Meanwhile all the bills that I have on my credit cards from building the other house -- after 2 1/2 years of faithful payments the banks have raised their minimums, and I can't pay them. It kills me to stop paying my bills -- but it's either them or me. I'm still in such shock from realizing that my money runs out in 3 years and that the money that was supposed to shelter me during my old age ran down the drain in Lake County already 2 years ago. I was so blind so blind. I wanted so badly to prove that I could support myself, and I only ended up undermining my security. god.

BUT After the corruption we have witnessed, the sacking, if you will, of our beloved country by a small handful of ideologues -- I hope that there might be redress for the people who have been so badly hurt by the times. The people in the tent cities springing up in urban areas here and there -- the ever-increasing numbers of homeless people. When I was a child there were still a few men being "hobos" -- riding the rails and living life differently -- but women and children, never! I remember a man came to my Granny's side door one day to ask for a few dollars.

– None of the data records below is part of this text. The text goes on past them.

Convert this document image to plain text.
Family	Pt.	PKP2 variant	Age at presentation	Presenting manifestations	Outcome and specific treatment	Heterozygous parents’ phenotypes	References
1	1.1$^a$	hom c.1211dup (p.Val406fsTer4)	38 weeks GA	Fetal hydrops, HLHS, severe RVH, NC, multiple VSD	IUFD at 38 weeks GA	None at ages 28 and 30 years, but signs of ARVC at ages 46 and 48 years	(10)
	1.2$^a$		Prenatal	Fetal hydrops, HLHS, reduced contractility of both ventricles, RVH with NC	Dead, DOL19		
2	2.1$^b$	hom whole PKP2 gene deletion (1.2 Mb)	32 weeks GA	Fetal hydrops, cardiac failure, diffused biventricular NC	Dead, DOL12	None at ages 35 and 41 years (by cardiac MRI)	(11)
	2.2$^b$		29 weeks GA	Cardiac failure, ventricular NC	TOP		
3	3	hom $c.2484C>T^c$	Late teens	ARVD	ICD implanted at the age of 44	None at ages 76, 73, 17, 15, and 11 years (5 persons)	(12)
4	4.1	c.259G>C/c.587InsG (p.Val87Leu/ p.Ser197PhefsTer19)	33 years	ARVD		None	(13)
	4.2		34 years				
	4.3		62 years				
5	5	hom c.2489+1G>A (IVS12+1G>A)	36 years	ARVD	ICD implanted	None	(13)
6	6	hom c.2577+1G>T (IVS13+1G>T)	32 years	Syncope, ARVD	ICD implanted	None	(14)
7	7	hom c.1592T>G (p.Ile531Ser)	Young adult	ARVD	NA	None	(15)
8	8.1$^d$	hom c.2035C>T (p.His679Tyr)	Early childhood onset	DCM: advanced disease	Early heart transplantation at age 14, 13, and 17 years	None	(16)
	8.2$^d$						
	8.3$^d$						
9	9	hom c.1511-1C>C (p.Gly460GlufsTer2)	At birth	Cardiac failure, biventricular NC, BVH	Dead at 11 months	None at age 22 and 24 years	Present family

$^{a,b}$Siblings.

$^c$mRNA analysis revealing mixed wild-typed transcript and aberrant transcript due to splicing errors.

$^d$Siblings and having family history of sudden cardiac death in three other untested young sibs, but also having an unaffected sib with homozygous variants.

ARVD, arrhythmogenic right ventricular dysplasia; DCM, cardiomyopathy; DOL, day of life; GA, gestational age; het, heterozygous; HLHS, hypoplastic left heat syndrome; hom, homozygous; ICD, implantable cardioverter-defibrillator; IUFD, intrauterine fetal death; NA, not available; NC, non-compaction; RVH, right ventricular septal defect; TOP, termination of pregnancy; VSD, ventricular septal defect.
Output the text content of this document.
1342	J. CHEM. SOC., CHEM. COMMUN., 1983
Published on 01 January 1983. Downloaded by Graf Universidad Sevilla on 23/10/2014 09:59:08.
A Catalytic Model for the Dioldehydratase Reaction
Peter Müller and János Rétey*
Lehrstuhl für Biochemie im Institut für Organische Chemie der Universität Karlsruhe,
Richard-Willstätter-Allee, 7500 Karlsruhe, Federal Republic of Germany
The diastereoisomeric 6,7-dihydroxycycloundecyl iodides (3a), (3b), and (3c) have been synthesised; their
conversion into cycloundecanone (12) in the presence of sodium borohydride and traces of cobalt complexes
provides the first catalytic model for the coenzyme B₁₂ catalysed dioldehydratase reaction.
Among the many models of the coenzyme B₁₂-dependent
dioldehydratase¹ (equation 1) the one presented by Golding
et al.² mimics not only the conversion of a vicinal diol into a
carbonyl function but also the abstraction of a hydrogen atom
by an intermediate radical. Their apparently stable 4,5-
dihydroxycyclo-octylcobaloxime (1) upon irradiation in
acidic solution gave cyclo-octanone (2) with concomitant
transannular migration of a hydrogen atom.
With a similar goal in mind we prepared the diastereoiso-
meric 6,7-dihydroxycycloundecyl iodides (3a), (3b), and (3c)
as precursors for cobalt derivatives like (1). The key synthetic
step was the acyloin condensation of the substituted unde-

Well, she didn't give him that, but she did fix him a sandwich with a glass of milk, and let him work for his meal. I don't recall exactly what she had him do, but I recall that incident as well as I can recall anything these days! And it struck me -- it was such an unusually poignant experience for me that it was burned into my consciousness to this day, some 55 years later.

And now there are cities of such people. Enjoy the moment, Mr. Obama -- we have NO idea where this road is going, how long it's going to take us -- but I for one am utterly grateful to have a person of your temperament at the helm of the Ship of State. You are more Vulcan than Man. I have to laugh, because it is easier for me to believe that an imaginary alien race has penetrated our population with one of their own to lead us through these times than to imagine someone of his inherent maturity is actually human! Now we shall laugh, for indeed I don't mean it, not entirely.